After the installation of the equipment, Tsvangirai invited MDC-T ministers and his neighbours to see the project, which he said was a model for how to alleviate hunger.
The Makones also held a field day on July 10 to show off their equipment and farming project.
Realising a link
Makone said she realised there was a link between Nikuv and Pedstock when she was hosted by Nikuv while on official ministerial business last year.
“The purpose of the trip was to see the type of security systems that the company offers, as Israel has some of the best systems in the world. On that trip, that’s when I got to know the extent of Nikuv’s business and their link to Pedstock,” she said.
During her visit to Israel, Makone met Emmanuel Antebi, the founder of Nikuv, which made her aware of the link between Pedstock and Nikuv.
Makone said she financed the irrigation project out of her own pocket. She paid Pedstock, which she believed was just an agricultural company, $20 000 for the equipment.
She said the irrigation covered half a hectare of her two-hectare stand. She said she knew about the company because it was situated on a road she used when going home.
Makone said there was nothing sinister about the fact that she gave business to Pedstock because it had “appeared [to be] just like any other business”.
She also said Pedstock’s service in the business of installing and servicing irrigation systems was “unparalleled” in Zimbabwe and she did not know of any other business that offered that type of equipment.
But now that the links to Nikuv had surfaced, Makone said she was “concerned”. Pedstock office staff who spoke to the M&G did not deny that the company is related to Nikuv but refused to divulge the nature of the relationship.

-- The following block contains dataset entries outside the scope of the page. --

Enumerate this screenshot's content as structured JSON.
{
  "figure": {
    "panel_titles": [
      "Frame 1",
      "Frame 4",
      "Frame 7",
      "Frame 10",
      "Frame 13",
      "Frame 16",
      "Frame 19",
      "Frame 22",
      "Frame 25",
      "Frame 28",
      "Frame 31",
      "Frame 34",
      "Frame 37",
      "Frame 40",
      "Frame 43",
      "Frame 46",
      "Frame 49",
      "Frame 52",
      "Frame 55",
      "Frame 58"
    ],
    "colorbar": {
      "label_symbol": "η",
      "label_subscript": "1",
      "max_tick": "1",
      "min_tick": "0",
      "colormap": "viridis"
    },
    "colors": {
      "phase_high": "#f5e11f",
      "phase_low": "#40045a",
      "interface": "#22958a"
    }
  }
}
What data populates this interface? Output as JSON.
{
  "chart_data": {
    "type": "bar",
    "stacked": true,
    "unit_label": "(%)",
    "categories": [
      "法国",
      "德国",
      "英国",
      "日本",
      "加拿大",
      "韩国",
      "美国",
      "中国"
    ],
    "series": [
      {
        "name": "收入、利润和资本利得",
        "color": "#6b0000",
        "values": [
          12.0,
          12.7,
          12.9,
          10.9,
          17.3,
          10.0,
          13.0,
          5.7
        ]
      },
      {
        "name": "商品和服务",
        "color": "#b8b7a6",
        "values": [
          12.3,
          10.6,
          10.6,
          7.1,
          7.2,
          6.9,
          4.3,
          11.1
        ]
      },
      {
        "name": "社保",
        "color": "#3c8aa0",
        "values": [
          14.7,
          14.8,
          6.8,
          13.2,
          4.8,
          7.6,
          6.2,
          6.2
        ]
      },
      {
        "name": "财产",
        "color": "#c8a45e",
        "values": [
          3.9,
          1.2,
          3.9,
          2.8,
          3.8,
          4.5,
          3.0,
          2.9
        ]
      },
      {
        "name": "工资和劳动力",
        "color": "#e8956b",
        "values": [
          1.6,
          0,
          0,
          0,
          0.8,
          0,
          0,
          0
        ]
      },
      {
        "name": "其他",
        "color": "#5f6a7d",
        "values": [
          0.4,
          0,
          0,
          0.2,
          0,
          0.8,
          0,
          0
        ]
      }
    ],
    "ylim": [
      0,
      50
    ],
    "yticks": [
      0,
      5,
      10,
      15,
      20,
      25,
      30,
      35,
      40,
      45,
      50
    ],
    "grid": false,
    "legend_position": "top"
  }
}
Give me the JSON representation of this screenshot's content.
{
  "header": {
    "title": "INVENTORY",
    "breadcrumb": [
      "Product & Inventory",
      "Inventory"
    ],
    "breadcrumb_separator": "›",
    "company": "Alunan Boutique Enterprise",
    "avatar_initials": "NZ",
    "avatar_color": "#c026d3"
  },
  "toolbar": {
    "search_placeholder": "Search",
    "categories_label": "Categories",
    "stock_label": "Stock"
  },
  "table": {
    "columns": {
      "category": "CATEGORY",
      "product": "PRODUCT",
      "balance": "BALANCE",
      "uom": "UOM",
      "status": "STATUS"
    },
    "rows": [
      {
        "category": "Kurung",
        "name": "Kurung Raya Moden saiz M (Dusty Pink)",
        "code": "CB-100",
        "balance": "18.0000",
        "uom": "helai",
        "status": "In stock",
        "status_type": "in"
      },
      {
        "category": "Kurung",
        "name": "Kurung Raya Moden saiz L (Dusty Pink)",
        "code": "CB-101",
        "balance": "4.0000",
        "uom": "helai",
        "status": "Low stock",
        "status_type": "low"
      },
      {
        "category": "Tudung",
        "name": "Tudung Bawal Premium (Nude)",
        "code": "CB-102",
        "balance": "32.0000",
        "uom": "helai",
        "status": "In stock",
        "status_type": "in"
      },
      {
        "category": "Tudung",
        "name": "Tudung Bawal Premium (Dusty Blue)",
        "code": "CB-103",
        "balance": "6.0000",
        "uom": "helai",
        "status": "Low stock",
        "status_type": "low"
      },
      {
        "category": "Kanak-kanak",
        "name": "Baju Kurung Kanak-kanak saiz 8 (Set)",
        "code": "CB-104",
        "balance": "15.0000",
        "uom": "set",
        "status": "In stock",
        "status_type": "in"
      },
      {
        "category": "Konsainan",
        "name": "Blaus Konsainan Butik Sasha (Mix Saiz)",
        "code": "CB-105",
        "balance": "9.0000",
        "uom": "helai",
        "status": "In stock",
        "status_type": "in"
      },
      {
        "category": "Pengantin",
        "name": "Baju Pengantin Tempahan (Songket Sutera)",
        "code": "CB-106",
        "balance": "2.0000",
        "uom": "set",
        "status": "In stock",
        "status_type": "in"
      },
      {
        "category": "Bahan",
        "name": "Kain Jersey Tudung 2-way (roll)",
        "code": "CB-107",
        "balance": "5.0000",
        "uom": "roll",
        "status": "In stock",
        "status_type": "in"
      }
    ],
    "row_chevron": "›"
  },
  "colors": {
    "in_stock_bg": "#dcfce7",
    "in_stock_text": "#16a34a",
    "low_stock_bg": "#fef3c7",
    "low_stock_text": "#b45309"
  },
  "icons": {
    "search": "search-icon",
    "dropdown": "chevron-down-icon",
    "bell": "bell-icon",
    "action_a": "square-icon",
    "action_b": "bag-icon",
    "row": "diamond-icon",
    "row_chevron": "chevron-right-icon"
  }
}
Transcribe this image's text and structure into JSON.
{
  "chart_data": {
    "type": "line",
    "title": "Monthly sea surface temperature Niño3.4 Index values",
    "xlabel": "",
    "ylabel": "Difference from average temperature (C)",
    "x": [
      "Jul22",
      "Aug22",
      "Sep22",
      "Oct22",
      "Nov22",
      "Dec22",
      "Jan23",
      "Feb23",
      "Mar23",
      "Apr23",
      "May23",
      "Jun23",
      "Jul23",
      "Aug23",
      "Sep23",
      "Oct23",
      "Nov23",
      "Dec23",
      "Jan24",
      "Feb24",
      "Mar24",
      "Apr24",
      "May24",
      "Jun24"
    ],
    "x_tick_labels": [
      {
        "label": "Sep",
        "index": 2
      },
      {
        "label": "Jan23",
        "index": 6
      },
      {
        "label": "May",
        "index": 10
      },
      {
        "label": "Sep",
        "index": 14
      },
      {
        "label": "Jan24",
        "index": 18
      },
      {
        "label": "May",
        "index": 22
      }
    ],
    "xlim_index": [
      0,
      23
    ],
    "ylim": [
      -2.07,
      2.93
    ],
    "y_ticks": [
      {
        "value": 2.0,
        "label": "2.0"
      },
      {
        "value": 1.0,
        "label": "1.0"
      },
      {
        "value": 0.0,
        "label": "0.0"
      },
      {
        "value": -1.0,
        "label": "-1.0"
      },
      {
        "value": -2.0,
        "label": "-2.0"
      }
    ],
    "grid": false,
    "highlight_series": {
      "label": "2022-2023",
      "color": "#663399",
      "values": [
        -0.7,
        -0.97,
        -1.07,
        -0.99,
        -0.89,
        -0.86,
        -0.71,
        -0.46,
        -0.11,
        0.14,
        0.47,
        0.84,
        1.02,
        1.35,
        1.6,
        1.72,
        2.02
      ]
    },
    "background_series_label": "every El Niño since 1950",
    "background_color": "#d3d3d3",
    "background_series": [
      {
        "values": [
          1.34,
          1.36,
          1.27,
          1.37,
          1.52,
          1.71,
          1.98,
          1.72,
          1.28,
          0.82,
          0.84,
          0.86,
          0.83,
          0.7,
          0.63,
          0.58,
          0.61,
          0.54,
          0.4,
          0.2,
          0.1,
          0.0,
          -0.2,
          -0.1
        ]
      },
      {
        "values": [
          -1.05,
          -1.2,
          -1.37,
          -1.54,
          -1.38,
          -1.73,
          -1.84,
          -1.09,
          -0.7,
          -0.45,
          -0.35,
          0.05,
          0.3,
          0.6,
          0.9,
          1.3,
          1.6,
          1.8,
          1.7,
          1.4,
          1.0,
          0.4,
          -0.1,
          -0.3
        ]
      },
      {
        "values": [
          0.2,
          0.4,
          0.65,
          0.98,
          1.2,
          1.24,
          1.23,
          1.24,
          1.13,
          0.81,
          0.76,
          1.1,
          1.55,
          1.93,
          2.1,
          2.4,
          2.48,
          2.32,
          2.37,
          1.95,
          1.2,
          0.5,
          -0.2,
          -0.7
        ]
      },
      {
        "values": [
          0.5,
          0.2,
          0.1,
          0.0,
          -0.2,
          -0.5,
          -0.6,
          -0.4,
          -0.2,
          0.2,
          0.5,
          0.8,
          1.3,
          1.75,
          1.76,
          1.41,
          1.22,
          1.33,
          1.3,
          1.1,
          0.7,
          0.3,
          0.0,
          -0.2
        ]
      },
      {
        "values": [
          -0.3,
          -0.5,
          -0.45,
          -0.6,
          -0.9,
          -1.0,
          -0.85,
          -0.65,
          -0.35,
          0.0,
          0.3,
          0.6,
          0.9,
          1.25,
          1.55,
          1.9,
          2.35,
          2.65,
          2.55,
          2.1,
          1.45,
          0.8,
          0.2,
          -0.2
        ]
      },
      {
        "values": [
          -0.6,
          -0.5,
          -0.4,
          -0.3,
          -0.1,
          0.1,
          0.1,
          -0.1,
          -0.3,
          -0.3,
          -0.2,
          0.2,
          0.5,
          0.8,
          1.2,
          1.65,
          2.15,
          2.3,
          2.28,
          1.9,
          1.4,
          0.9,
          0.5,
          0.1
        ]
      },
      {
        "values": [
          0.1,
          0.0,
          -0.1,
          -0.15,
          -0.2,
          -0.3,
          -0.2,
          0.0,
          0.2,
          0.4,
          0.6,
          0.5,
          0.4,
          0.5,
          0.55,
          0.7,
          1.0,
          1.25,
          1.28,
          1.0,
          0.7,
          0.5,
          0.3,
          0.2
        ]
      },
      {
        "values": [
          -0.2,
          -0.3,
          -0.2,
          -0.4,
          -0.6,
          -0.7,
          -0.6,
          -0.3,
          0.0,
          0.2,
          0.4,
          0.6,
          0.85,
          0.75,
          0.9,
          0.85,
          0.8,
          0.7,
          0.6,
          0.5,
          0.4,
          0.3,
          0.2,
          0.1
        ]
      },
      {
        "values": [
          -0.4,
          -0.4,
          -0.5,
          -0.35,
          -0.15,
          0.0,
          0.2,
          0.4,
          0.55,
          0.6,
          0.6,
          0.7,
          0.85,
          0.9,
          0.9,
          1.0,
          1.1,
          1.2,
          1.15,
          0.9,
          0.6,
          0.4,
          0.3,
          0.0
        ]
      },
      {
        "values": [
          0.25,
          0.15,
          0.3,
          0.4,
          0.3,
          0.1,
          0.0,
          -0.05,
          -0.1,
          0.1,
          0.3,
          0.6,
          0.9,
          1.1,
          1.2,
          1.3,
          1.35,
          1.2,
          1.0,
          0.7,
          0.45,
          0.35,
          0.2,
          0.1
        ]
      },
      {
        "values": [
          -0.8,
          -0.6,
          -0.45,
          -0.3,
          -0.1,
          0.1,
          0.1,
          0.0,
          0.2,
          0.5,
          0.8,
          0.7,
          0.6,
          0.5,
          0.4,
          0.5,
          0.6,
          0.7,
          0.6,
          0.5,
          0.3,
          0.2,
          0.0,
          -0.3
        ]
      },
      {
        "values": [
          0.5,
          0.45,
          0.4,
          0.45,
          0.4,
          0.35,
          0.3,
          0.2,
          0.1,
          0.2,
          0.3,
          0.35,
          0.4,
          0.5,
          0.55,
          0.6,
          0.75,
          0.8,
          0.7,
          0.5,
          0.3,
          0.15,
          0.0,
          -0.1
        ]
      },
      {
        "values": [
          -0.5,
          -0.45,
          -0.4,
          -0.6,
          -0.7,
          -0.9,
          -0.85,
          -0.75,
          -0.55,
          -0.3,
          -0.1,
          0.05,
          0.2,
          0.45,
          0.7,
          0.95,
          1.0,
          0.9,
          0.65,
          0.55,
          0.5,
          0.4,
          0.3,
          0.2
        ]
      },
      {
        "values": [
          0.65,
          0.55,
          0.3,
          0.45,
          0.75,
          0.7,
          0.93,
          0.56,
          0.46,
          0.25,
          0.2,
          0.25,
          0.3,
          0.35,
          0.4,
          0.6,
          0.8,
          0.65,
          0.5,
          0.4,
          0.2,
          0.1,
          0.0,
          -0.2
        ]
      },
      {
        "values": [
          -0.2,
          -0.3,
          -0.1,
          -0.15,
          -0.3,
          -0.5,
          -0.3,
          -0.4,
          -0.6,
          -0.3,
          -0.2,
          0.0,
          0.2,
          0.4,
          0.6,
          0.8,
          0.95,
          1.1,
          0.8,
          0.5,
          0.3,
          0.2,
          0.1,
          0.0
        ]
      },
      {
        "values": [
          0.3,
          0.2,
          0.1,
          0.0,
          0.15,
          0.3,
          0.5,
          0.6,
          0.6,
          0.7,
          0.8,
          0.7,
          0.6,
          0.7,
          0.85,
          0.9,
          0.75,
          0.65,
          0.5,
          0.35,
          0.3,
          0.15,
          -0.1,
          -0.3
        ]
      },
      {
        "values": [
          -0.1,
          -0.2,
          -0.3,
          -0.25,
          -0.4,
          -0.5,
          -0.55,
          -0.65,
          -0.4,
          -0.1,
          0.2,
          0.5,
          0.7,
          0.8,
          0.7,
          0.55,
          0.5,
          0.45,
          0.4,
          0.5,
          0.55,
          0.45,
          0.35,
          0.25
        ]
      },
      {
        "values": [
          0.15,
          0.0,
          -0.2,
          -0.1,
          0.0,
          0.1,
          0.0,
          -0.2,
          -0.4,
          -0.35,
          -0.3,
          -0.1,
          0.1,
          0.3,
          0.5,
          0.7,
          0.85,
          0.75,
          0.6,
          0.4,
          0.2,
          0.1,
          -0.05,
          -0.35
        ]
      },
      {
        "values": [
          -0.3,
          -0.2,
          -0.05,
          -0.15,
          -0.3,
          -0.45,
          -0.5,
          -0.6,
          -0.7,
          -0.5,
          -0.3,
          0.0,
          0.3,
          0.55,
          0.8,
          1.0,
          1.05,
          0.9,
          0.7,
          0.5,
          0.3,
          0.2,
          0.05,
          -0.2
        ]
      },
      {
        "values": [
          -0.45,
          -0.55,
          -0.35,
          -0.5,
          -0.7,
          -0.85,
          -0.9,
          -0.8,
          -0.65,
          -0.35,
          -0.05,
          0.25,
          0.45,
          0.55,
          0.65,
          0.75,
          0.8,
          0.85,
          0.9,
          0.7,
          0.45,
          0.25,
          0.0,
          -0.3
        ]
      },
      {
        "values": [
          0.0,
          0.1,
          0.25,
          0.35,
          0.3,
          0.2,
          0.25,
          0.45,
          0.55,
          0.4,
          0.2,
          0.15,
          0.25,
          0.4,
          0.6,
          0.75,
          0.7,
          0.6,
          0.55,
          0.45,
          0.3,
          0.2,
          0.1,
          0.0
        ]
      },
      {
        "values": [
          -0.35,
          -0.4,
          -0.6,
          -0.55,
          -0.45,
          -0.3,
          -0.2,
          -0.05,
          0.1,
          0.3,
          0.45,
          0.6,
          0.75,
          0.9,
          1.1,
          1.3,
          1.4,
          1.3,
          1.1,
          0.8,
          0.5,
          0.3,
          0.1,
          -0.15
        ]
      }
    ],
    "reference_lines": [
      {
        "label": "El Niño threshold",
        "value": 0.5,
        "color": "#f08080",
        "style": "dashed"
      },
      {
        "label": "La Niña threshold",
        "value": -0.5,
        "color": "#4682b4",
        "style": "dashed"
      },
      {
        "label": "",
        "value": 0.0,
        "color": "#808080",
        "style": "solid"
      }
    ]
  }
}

They said the department that could answer questions about the company’s ownership and its directors was closed. They refused to give the names of senior managers of the department who might be able to provide the information. On Pedstock’s website, the company gives a Mount Pleasant address but does not list the names of its managers or the board or directors.
Khuphe could not be reached for comment. She was said to be in Malawi representing the party at the Southern African Development Community summit scheduled to take place in Lilongwe on Saturday.
Zanu-PF presidential candidate President Robert Mugabe secured 61.09% of the vote to Tsvangirai’s 33.94%, but Tsvangirai has described the election as a sham and declared the results “null and void”.
He filed a petition in the Constitutional Court on Friday August 9 seeking the nullification of the results.
He also wants fresh elections within 60 days. Tsvangirai petition will be heard on Saturday.
Tsvangirai cites a number of irregularities, among them Nikuv’s role in manipulating the voters’ roll, which led to the disenfranchisement of thousands of people.
He also argues that the voters’ roll, which was allegedly prepared by the registrar general’s office with the assistance of Nikuv, had many double entries, raising the possibility of double voting.
A dossier of evidence has also been supplied to regional leaders ahead of SADC summit.
Among other things, it has records of payments from the registrar general’s office to Nikuv.